The Post reports that there are a few loopholes, and NPR is allowed to skip the Culver City mention when a host in Washington is interviewing someone from the NPR West studio.
The public radio network's West Coast operations have grown drastically over the past decade and a half. When NPR relocated from their Wilshire Boulevard offices to the Culver City compound in 2002, they had just eight Los Angeles staffers. As of 2014, NPR West—the first large-scale production center NPR established outside of Washington—had a staff of 60, according to Los Angeles Magazine.

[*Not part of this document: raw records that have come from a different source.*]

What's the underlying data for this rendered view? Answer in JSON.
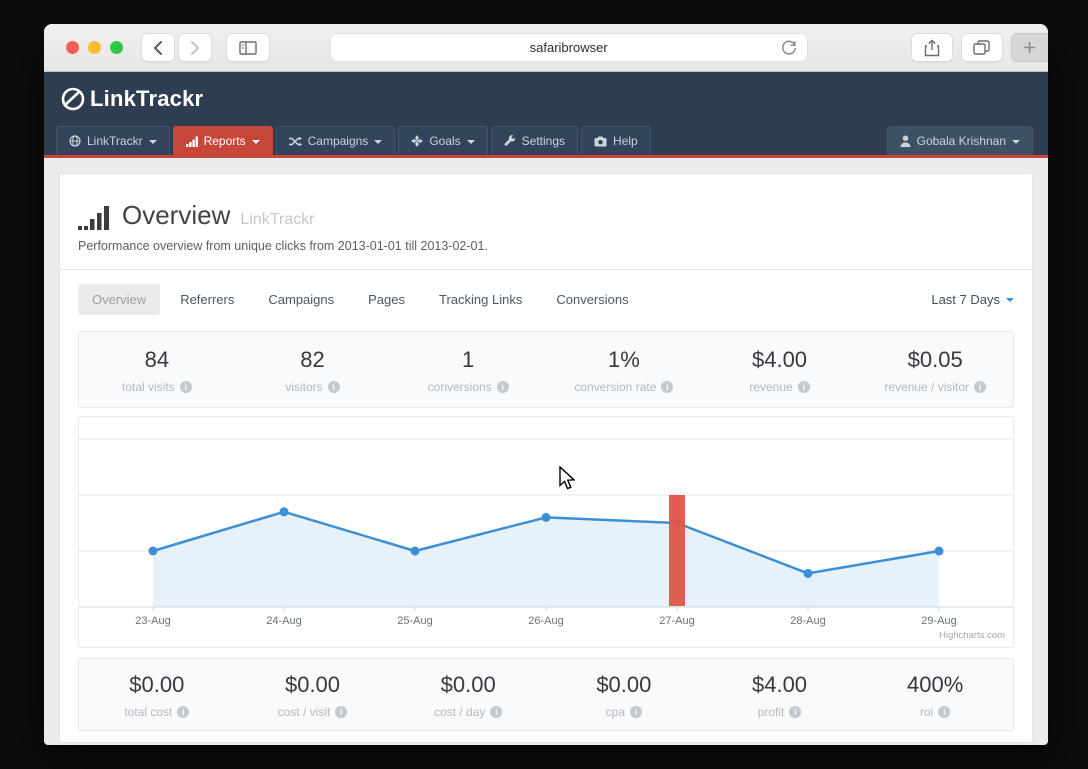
{
  "browser": {
    "url_text": "safaribrowser",
    "traffic_light_colors": [
      "#f55f53",
      "#f9bd32",
      "#2fc846"
    ]
  },
  "brand": {
    "logo_text": "LinkTrackr"
  },
  "nav": {
    "accent_color": "#c6473a",
    "bar_color": "#2e3d4f",
    "items": [
      {
        "label": "LinkTrackr",
        "icon": "globe-icon",
        "caret": true,
        "active": false
      },
      {
        "label": "Reports",
        "icon": "bar-chart-icon",
        "caret": true,
        "active": true
      },
      {
        "label": "Campaigns",
        "icon": "shuffle-icon",
        "caret": true,
        "active": false
      },
      {
        "label": "Goals",
        "icon": "goals-icon",
        "caret": true,
        "active": false
      },
      {
        "label": "Settings",
        "icon": "wrench-icon",
        "caret": false,
        "active": false
      },
      {
        "label": "Help",
        "icon": "camera-icon",
        "caret": false,
        "active": false
      }
    ],
    "user": {
      "label": "Gobala Krishnan"
    }
  },
  "page": {
    "title": "Overview",
    "title_suffix": "LinkTrackr",
    "subtitle": "Performance overview from unique clicks from 2013-01-01 till 2013-02-01."
  },
  "tabs": {
    "items": [
      {
        "label": "Overview",
        "active": true
      },
      {
        "label": "Referrers",
        "active": false
      },
      {
        "label": "Campaigns",
        "active": false
      },
      {
        "label": "Pages",
        "active": false
      },
      {
        "label": "Tracking Links",
        "active": false
      },
      {
        "label": "Conversions",
        "active": false
      }
    ],
    "range_selector": "Last 7 Days"
  },
  "stats_top": [
    {
      "value": "84",
      "label": "total visits"
    },
    {
      "value": "82",
      "label": "visitors"
    },
    {
      "value": "1",
      "label": "conversions"
    },
    {
      "value": "1%",
      "label": "conversion rate"
    },
    {
      "value": "$4.00",
      "label": "revenue"
    },
    {
      "value": "$0.05",
      "label": "revenue / visitor"
    }
  ],
  "stats_bottom": [
    {
      "value": "$0.00",
      "label": "total cost"
    },
    {
      "value": "$0.00",
      "label": "cost / visit"
    },
    {
      "value": "$0.00",
      "label": "cost / day"
    },
    {
      "value": "$0.00",
      "label": "cpa"
    },
    {
      "value": "$4.00",
      "label": "profit"
    },
    {
      "value": "400%",
      "label": "roi"
    }
  ],
  "chart_data": {
    "type": "area",
    "categories": [
      "23-Aug",
      "24-Aug",
      "25-Aug",
      "26-Aug",
      "27-Aug",
      "28-Aug",
      "29-Aug"
    ],
    "series": [
      {
        "name": "visits",
        "values": [
          10,
          17,
          10,
          16,
          15,
          6,
          10
        ],
        "color": "#3c8fd4",
        "fill": "#e7f1f9"
      }
    ],
    "highlight_bar": {
      "category": "27-Aug",
      "top_value": 20,
      "color": "#df5449"
    },
    "y_gridlines": [
      10,
      20,
      30
    ],
    "ylim": [
      0,
      34
    ],
    "grid": true,
    "legend": "none",
    "credits": "Highcharts.com"
  }
}
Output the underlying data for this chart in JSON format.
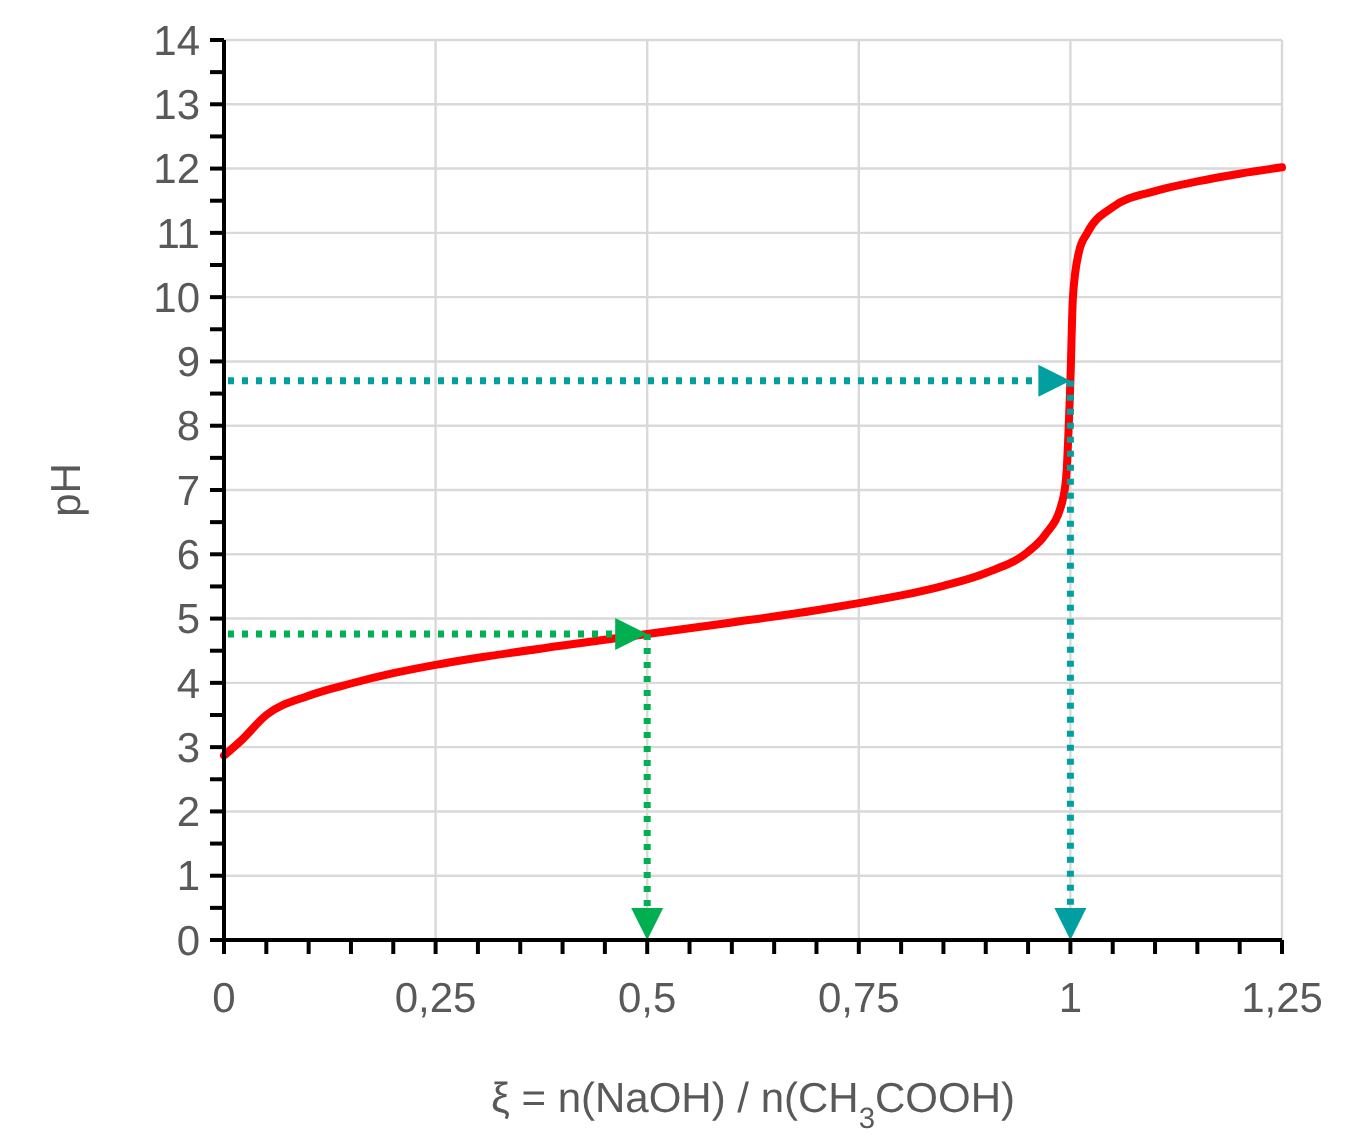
{
  "chart_data": {
    "type": "line",
    "xlabel": "ξ = n(NaOH) / n(CH$_{3}$COOH)",
    "ylabel": "pH",
    "xlim": [
      0,
      1.25
    ],
    "ylim": [
      0,
      14
    ],
    "xticks": [
      {
        "value": 0,
        "label": "0"
      },
      {
        "value": 0.05,
        "label": null
      },
      {
        "value": 0.1,
        "label": null
      },
      {
        "value": 0.15,
        "label": null
      },
      {
        "value": 0.2,
        "label": null
      },
      {
        "value": 0.25,
        "label": "0,25"
      },
      {
        "value": 0.3,
        "label": null
      },
      {
        "value": 0.35,
        "label": null
      },
      {
        "value": 0.4,
        "label": null
      },
      {
        "value": 0.45,
        "label": null
      },
      {
        "value": 0.5,
        "label": "0,5"
      },
      {
        "value": 0.55,
        "label": null
      },
      {
        "value": 0.6,
        "label": null
      },
      {
        "value": 0.65,
        "label": null
      },
      {
        "value": 0.7,
        "label": null
      },
      {
        "value": 0.75,
        "label": "0,75"
      },
      {
        "value": 0.8,
        "label": null
      },
      {
        "value": 0.85,
        "label": null
      },
      {
        "value": 0.9,
        "label": null
      },
      {
        "value": 0.95,
        "label": null
      },
      {
        "value": 1,
        "label": "1"
      },
      {
        "value": 1.05,
        "label": null
      },
      {
        "value": 1.1,
        "label": null
      },
      {
        "value": 1.15,
        "label": null
      },
      {
        "value": 1.2,
        "label": null
      },
      {
        "value": 1.25,
        "label": "1,25"
      }
    ],
    "yticks": [
      0,
      {
        "value": 0.5,
        "label": null
      },
      1,
      {
        "value": 1.5,
        "label": null
      },
      2,
      {
        "value": 2.5,
        "label": null
      },
      3,
      {
        "value": 3.5,
        "label": null
      },
      4,
      {
        "value": 4.5,
        "label": null
      },
      5,
      {
        "value": 5.5,
        "label": null
      },
      6,
      {
        "value": 6.5,
        "label": null
      },
      7,
      {
        "value": 7.5,
        "label": null
      },
      8,
      {
        "value": 8.5,
        "label": null
      },
      9,
      {
        "value": 9.5,
        "label": null
      },
      10,
      {
        "value": 10.5,
        "label": null
      },
      11,
      {
        "value": 11.5,
        "label": null
      },
      12,
      {
        "value": 12.5,
        "label": null
      },
      13,
      {
        "value": 13.5,
        "label": null
      },
      14
    ],
    "grid": true,
    "series": [
      {
        "color": "#ff0000",
        "line_style": "solid",
        "x": [
          0,
          0.02,
          0.05,
          0.1,
          0.15,
          0.2,
          0.25,
          0.3,
          0.4,
          0.5,
          0.6,
          0.7,
          0.75,
          0.8,
          0.85,
          0.9,
          0.95,
          0.97,
          0.99,
          0.995,
          1.0,
          1.003,
          1.01,
          1.02,
          1.05,
          1.1,
          1.15,
          1.2,
          1.25
        ],
        "values": [
          2.87,
          3.1,
          3.5,
          3.8,
          3.99,
          4.15,
          4.28,
          4.39,
          4.58,
          4.76,
          4.94,
          5.13,
          5.24,
          5.36,
          5.51,
          5.71,
          6.04,
          6.3,
          6.8,
          7.2,
          8.7,
          10.0,
          10.7,
          11.0,
          11.4,
          11.65,
          11.8,
          11.92,
          12.02
        ]
      }
    ]
  }
}
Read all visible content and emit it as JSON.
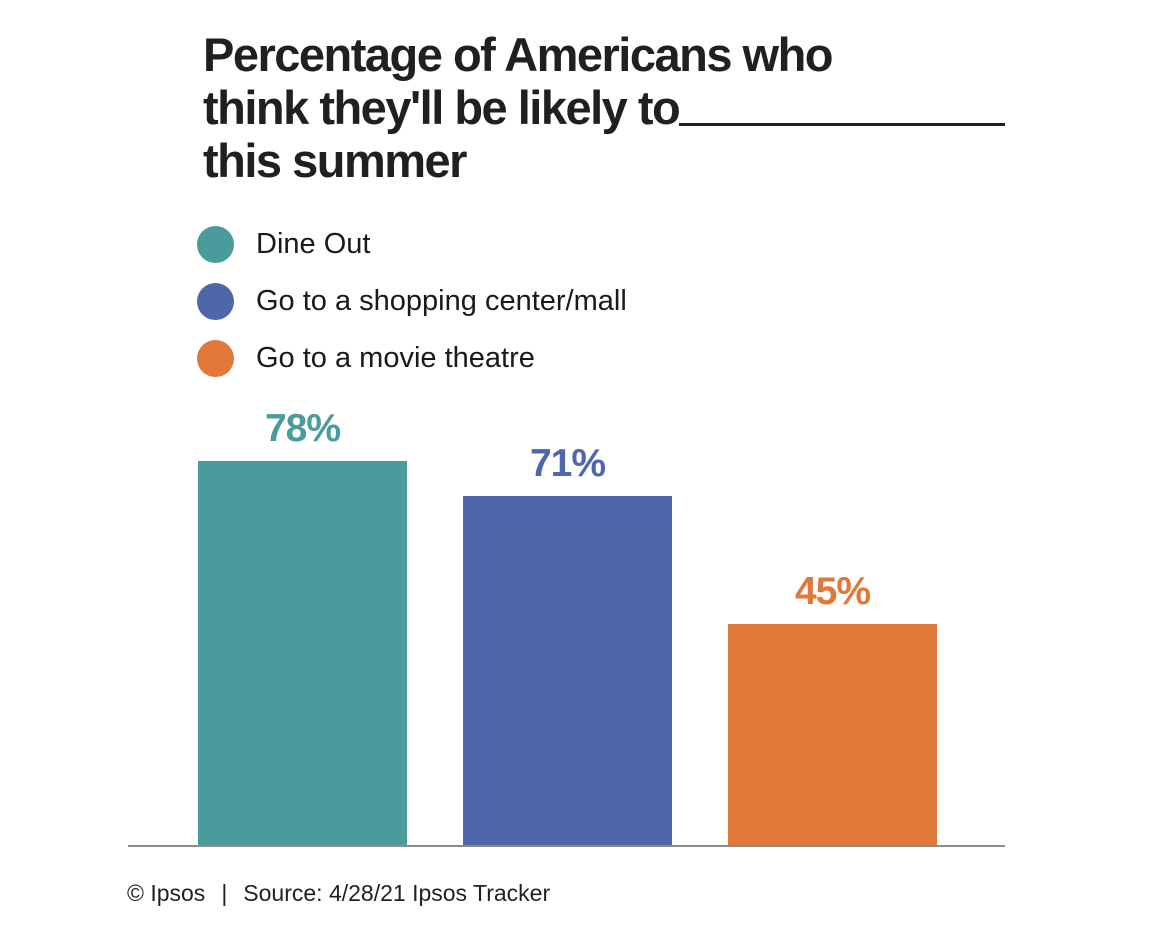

"The purpose is to give us true national reach," Kevin Klose, NPR's then-president and chief executive, said to the Times in 2002, foretelling the powerful reach of NPR West and the high-profile shows that would eventually be produced there. And the success hasn't gone unnoticed by NPR's municipal host: Culver City Mayor Jim B. Clarke told NPR that the frequent mentions have given the city more "cachet."
"When you are one of 88 independent cities in L.A. County, anytime you can get recognition it is a plus," Clarke told the Post.
Interestingly, expanded coverage and reach wasn't the only objective NPR had in mind with their West Coast expansion; there was also what many have called the "the doomsday scenario"
"NPR West is an important part of our disaster recovery plans and having a permanent Newscast presence in Culver City, will be extremely helpful if we should ever lose our broadcasting capabilities from Washington," NPR Newscast Executive Producer Robert Garcia said in a 2015 staff memo.
Cachet and plans for the apocalypse, now those are some unlikely bedfellows we Angelenos can relate to!